Here he stood each night, facing the iron grillwork of the gate, like a penitent whose thoughts forever rehearse the same scenes of the past. Joy’s fleeting clouds, the trembling play of sunlight on a carpet, visions waving farewell. This was his moment of piety. Had religion been on Kálmán’s mind, the twilight hour would have found him entering the Franciscans’ Church in the wake of mallow-scented Inner City girls, along with the stately, distinguished gentlemen who came to pray there daily. If only once he could have won at dice in the gambling den where he spent his nights, at dawn he would have stopped in at St. Roch’s Chapel where the poor nuns, like white seagulls by the ocean’s dark shore, sat in the pews, row after row, saying prayers as adventitious as birdsong.

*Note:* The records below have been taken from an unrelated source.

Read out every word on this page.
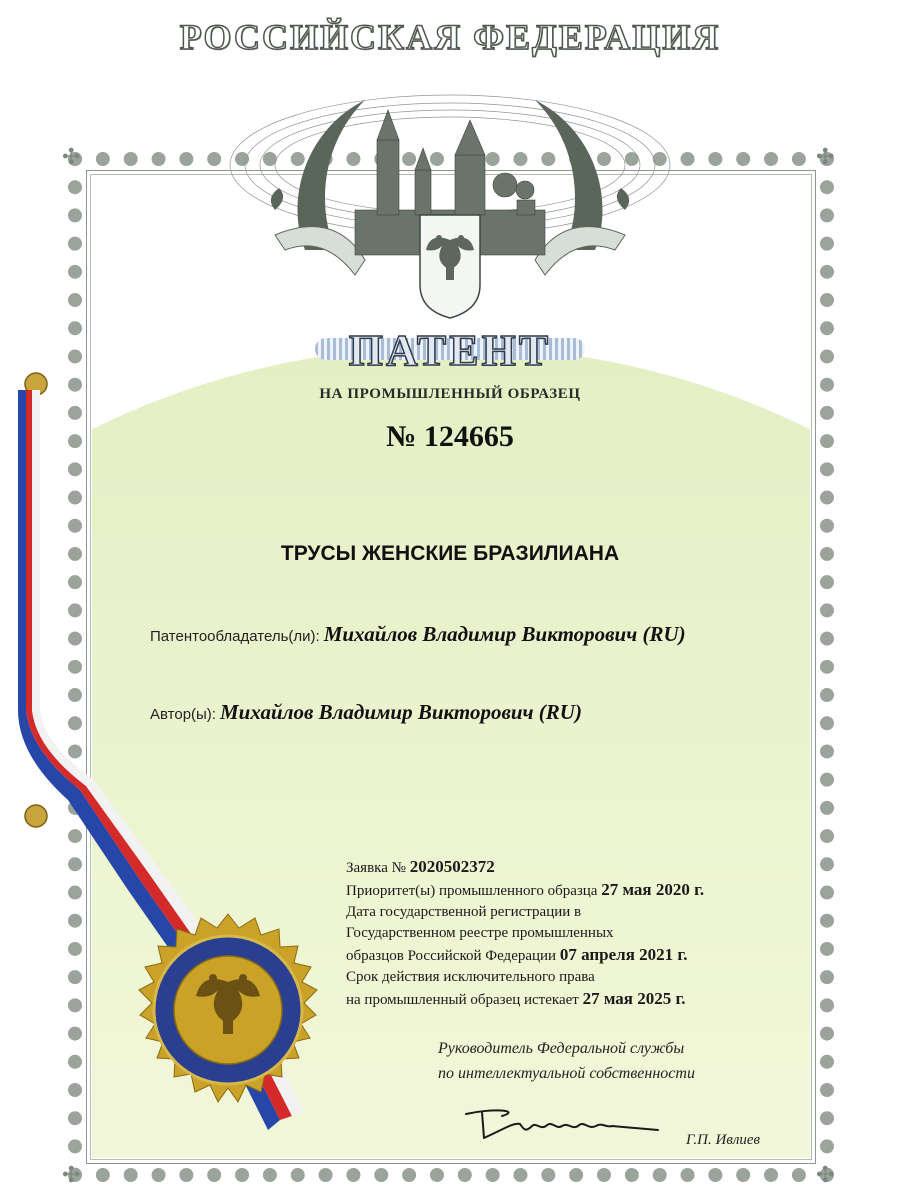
✣	✣
✣	✣
РОССИЙСКАЯ ФЕДЕРАЦИЯ
ПАТЕНТ
НА ПРОМЫШЛЕННЫЙ ОБРАЗЕЦ
№ 124665
ТРУСЫ ЖЕНСКИЕ БРАЗИЛИАНА
Патентообладатель(ли): Михайлов Владимир Викторович (RU)
Автор(ы): Михайлов Владимир Викторович (RU)
Заявка № 2020502372
Приоритет(ы) промышленного образца 27 мая 2020 г.
Дата государственной регистрации в
Государственном реестре промышленных
образцов Российской Федерации 07 апреля 2021 г.
Срок действия исключительного права
на промышленный образец истекает 27 мая 2025 г.
Руководитель Федеральной службы
по интеллектуальной собственности
Г.П. Ивлиев
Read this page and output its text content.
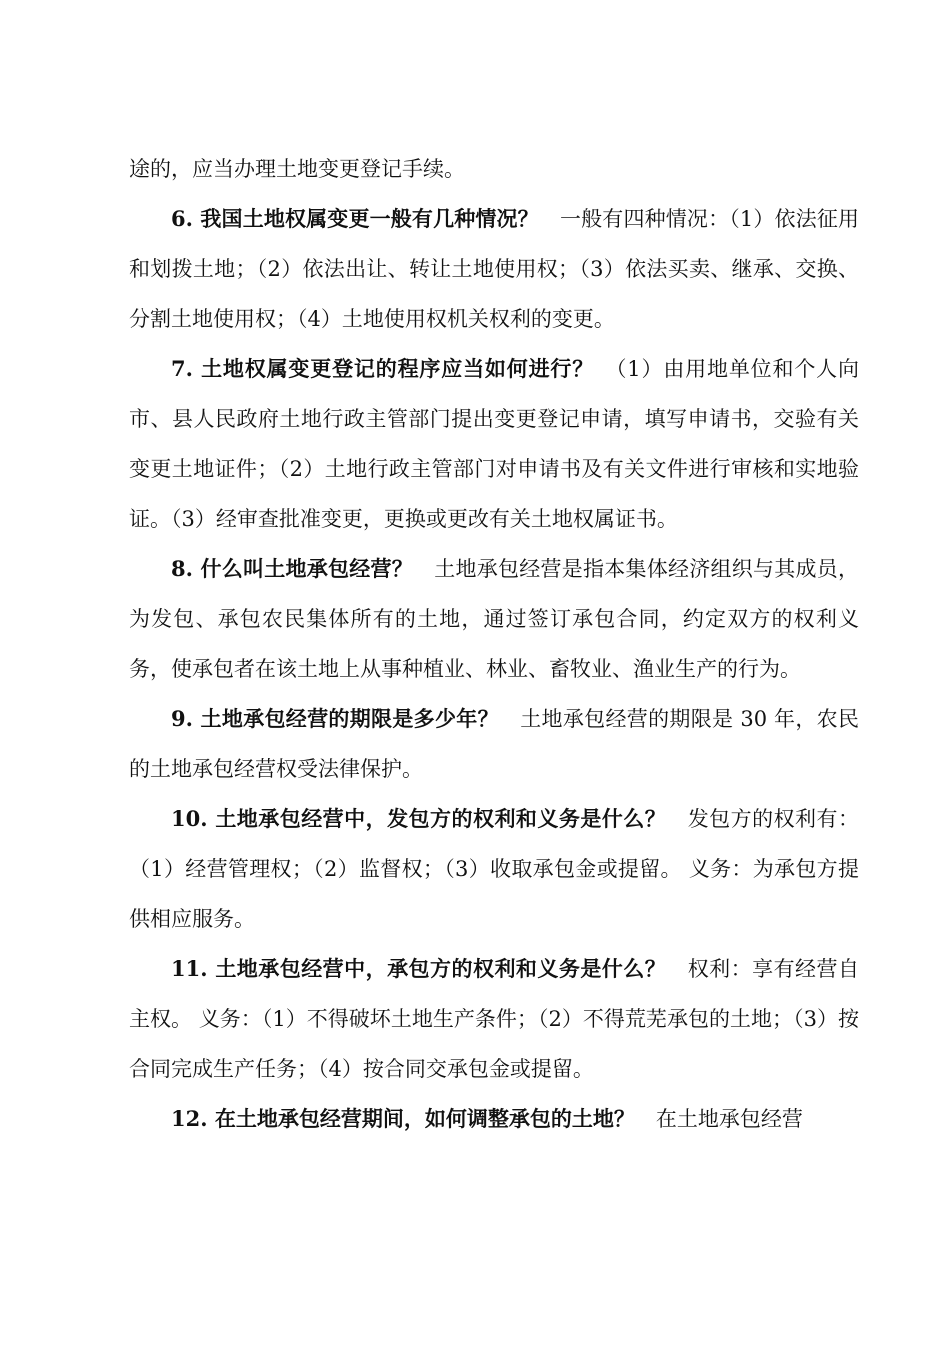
途的，应当办理土地变更登记手续。

6. 我国土地权属变更一般有几种情况？　 一般有四种情况：（1）依法征用和划拨土地；（2）依法出让、转让土地使用权；（3）依法买卖、继承、交换、分割土地使用权；（4）土地使用权机关权利的变更。

7. 土地权属变更登记的程序应当如何进行？　 （1）由用地单位和个人向市、县人民政府土地行政主管部门提出变更登记申请，填写申请书，交验有关变更土地证件；（2）土地行政主管部门对申请书及有关文件进行审核和实地验证。（3）经审查批准变更，更换或更改有关土地权属证书。

8. 什么叫土地承包经营？　 土地承包经营是指本集体经济组织与其成员，为发包、承包农民集体所有的土地，通过签订承包合同，约定双方的权利义务，使承包者在该土地上从事种植业、林业、畜牧业、渔业生产的行为。

9. 土地承包经营的期限是多少年？　 土地承包经营的期限是 30 年，农民的土地承包经营权受法律保护。

10. 土地承包经营中，发包方的权利和义务是什么？　 发包方的权利有：（1）经营管理权；（2）监督权；（3）收取承包金或提留。 义务：为承包方提供相应服务。

11. 土地承包经营中，承包方的权利和义务是什么？　 权利：享有经营自主权。 义务：（1）不得破坏土地生产条件；（2）不得荒芜承包的土地；（3）按合同完成生产任务；（4）按合同交承包金或提留。

12. 在土地承包经营期间，如何调整承包的土地？　 在土地承包经营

But Kálmán was an unlucky son of a gun and — although not yet twenty-five — had lost all faith in both man and God. This deserted garden, strewn with dead leaves, had come to mean both redemption and purification for him. It reminded him that he had been young and innocent once, when spring mornings had impelled him to kiss the sumac blossoms, and when he had absorbed those distant, profound, serene autumn afternoons, as one does the teachings of a gentle sage who preaches only charity. Like fading sepia tints in photographs he had lost long ago, his mother’s and father’s faces floated above the path he trod in the sentimental worship of Eveline. The distant, innocent past loomed up before his eyes, sad and unaccusing. Oh, if only once he could hear a chiding voice from the past! But the past was silent, like a beloved mindlessly and irrevocably killed in a fit of passion.

Sunk in this emotional reverie, Kálmán sauntered from the Josephstadt district back to the Inner City, where in small taverns smelling of beer and braised pork pörkölt he ate his meals and was slowly going to seed, spending his time with devil-may-care, constantly harassed yet eternally hopeful cronies who knew nothing of his heart’s deep wound. Paprika-laced dishes flushed his face, foaming brews cooled his gullet, the grease-stained newsrag apprised him of the day’s events, while his associates retailed bawdy and hilarious yarns. Thus he passed tolerable, jolly, carefree evenings. At times some streetwalker would arouse his interest, but these trysts left him feeling as if he had embraced death. He was amazed that the other wanderers in the gutter, all those women swathed in veils and cheap perfume, had not been collared by the lanky escort with his death’s-head grinning above a smartly-knotted white silk scarf.